On top of that, there is always pressure for hiring quick, so I don't know which companies you guys are interviewing, but I don't know any company that just likes "fooling around".
Maybe you are not choosing the correct companies on your applications? or maybe you are applying to meat grinder companies such as Meta or Amazon?
As interviewer you would be surprised how many people apply to "senior embedded C developer" without much idea of how to even program, even with theoretical experience on the CV.
This is a 2 sided problem, and I understand it might look one sided sometimes, but it is a very complex problem to solve. Believe me, no one wants to be "hiring manager", but also, no one wants to deal with a bad team member.

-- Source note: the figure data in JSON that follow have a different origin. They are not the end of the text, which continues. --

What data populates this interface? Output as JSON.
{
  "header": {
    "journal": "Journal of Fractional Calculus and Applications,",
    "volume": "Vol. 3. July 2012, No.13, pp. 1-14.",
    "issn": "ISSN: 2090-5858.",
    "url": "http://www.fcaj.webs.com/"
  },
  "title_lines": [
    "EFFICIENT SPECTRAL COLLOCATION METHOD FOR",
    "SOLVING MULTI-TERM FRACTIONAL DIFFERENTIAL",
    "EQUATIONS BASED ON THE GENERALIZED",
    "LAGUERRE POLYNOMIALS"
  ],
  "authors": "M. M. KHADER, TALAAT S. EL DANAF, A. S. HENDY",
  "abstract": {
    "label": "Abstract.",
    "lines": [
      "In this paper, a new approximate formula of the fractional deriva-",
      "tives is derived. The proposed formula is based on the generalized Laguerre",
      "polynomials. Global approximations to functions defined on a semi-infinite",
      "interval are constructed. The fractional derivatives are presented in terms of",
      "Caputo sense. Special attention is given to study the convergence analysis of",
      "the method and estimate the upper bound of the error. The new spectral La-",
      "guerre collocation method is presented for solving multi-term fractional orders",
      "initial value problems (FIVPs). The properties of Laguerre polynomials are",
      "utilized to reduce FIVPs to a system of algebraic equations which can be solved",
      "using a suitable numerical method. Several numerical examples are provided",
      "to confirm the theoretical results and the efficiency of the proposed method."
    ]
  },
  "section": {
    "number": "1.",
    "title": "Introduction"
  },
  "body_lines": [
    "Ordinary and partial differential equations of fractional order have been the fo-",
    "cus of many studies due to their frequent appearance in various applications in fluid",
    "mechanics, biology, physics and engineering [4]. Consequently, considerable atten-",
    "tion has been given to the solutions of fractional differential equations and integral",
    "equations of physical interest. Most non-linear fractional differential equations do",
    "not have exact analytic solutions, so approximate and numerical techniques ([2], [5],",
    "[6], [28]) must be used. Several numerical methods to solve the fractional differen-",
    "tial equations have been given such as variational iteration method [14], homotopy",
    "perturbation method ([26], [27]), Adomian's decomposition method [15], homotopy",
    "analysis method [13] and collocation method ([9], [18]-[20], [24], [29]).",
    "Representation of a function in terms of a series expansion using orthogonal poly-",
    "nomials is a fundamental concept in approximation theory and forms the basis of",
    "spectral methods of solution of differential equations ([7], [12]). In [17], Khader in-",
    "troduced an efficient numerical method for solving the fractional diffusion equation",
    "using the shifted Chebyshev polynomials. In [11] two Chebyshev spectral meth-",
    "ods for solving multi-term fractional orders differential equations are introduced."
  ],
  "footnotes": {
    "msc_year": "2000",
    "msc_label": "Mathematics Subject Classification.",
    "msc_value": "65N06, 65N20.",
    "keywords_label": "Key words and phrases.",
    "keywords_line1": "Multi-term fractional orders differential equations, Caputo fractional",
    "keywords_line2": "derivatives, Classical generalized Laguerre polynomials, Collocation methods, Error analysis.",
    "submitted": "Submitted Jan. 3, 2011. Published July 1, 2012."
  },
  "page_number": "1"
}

Paying interviewes directly would not help at all, as it would create a new level of mistrust for people trying to gamify the process. And this will end up being paid by honest job seekers and interviewers.
Just a side note: I live in EU, not the corporate American dystopia, so my argument might not apply to the USA. For example, an error on hiring here becomes a huge problem lasting months, in USA I believe you can just fire people at will without prior notice, so you can be more reckless with the interviews.
Senior embedded C developer here in the US. I can speak first hand experience at people applying to be on my team that have reasonable sounding experience and then collapse under interview questions.
Everything else you said applies here too, legally we don't have repercussions for firing someone quickly (once had a team member for two months), but a healthy org will try very hard to get hiring right because it can cause pretty bad morale to see a revolving door and there is a massive brain and resource drain having to constantly be training new people.